Eastern Virginia Medical School will publish report on racist photos

Amid controversy, Virginia governor's staff standing by him for now

Officials from Eastern Virginia Medical School, which Virginia Gov. Ralph Northam attended, spoke Tuesday about the racist photos that appeared on Northam's yearbook page, as well as on others over the years. 

The school's president, Richard Homan, apologized again for photos he called "shockingly racist, repugnant," "unprofessional" and "inappropriate." He said that a community advisory board had been created, and an independent law firm, McGuire Woods, would be investigating the publication of the photos, and the two would produce a single report that will be released to the public. He went on to say, however, "I do not need a report to know this was the ultimate responsibility of EVMS."

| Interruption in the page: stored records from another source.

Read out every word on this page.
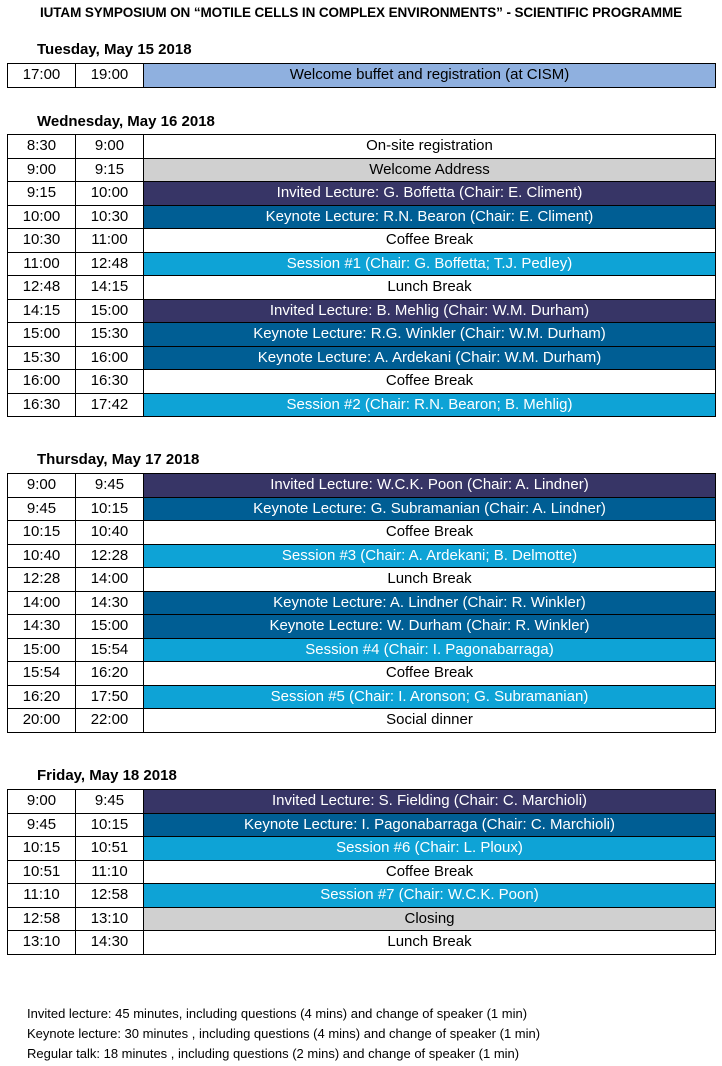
IUTAM SYMPOSIUM ON “MOTILE CELLS IN COMPLEX ENVIRONMENTS” - SCIENTIFIC PROGRAMME
Tuesday, May 15 2018
17:00	19:00	Welcome buffet and registration (at CISM)
Wednesday, May 16 2018
8:30	9:00	On-site registration
9:00	9:15	Welcome Address
9:15	10:00	Invited Lecture: G. Boffetta (Chair: E. Climent)
10:00	10:30	Keynote Lecture: R.N. Bearon (Chair: E. Climent)
10:30	11:00	Coffee Break
11:00	12:48	Session #1 (Chair: G. Boffetta; T.J. Pedley)
12:48	14:15	Lunch Break
14:15	15:00	Invited Lecture: B. Mehlig (Chair: W.M. Durham)
15:00	15:30	Keynote Lecture: R.G. Winkler (Chair: W.M. Durham)
15:30	16:00	Keynote Lecture: A. Ardekani (Chair: W.M. Durham)
16:00	16:30	Coffee Break
16:30	17:42	Session #2 (Chair: R.N. Bearon; B. Mehlig)
Thursday, May 17 2018
9:00	9:45	Invited Lecture: W.C.K. Poon (Chair: A. Lindner)
9:45	10:15	Keynote Lecture: G. Subramanian (Chair: A. Lindner)
10:15	10:40	Coffee Break
10:40	12:28	Session #3 (Chair: A. Ardekani; B. Delmotte)
12:28	14:00	Lunch Break
14:00	14:30	Keynote Lecture: A. Lindner (Chair: R. Winkler)
14:30	15:00	Keynote Lecture: W. Durham (Chair: R. Winkler)
15:00	15:54	Session #4 (Chair: I. Pagonabarraga)
15:54	16:20	Coffee Break
16:20	17:50	Session #5 (Chair: I. Aronson; G. Subramanian)
20:00	22:00	Social dinner
Friday, May 18 2018
9:00	9:45	Invited Lecture: S. Fielding (Chair: C. Marchioli)
9:45	10:15	Keynote Lecture: I. Pagonabarraga (Chair: C. Marchioli)
10:15	10:51	Session #6 (Chair: L. Ploux)
10:51	11:10	Coffee Break
11:10	12:58	Session #7 (Chair: W.C.K. Poon)
12:58	13:10	Closing
13:10	14:30	Lunch Break
Invited lecture: 45 minutes, including questions (4 mins) and change of speaker (1 min)
Keynote lecture: 30 minutes , including questions (4 mins) and change of speaker (1 min)
Regular talk: 18 minutes , including questions (2 mins) and change of speaker (1 min)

Homan said that he has not spoken to Northam, but his staff had come to the school to review some of the yearbooks Friday. Asked how many racist photos appeared in the school's yearbooks, Homan said his staff was looking he didn't know, but "one is sufficient for me to be alarmed."

He raised the possibility that faculty may have been involved in the production of the yearbooks, which were not published after 2013, a year in which Homan said three "troubling" photos appeared in the yearbook. At the time, when the photos had been brought to his attention, Homan said he decided EVMS would no longer publish the yearbook. However, at the same time, students were less interested in purchasing them, Homan noted, adding that he had independently made a decision based on the content alone that the yearbook should no longer be published.

The school has faced an onslaught of criticism since Friday, when Northam's page in the medical school's 1984 yearbook was published, showing one person in blackface and another in a Ku Klux Klan costume. Northam initially apologized for appearing in the photo and then the next day said that he did not believe he was either of the two figures in the photo.

He also attributed the appearance of the photo on his page to someone else's mistake and said he had not seen the yearbook, which he said he did not purchase, until last week. He has been fending off calls to resign by the NAACP as well as national and state Democrats, who swiftly condemned the use of the photo.

Ralph Northam yearbook page WTKR-3 Brendan Ponton

Homan had apologized earlier, on Saturday, saying, "We share the outrage, alarm and sadness voiced by our alumni, the press and many on social media regarding the picture published in the 1984 student yearbook." He called the photo "shockingly abhorrent and absolutely antithetical to the principles, morals and values we hold and espouse....Racism and discrimination in any form is not acceptable."

Since Friday, another classmate of Northam's was found to be wearing a blackface costume in the same yearbook. According to CBS4 in Denver, Parkview Hospital, in Pueblo, said that Dr. Stephen Nafziger appears in blackface in costume as part of the group The Supremes.

Rob Legare contributed to this report.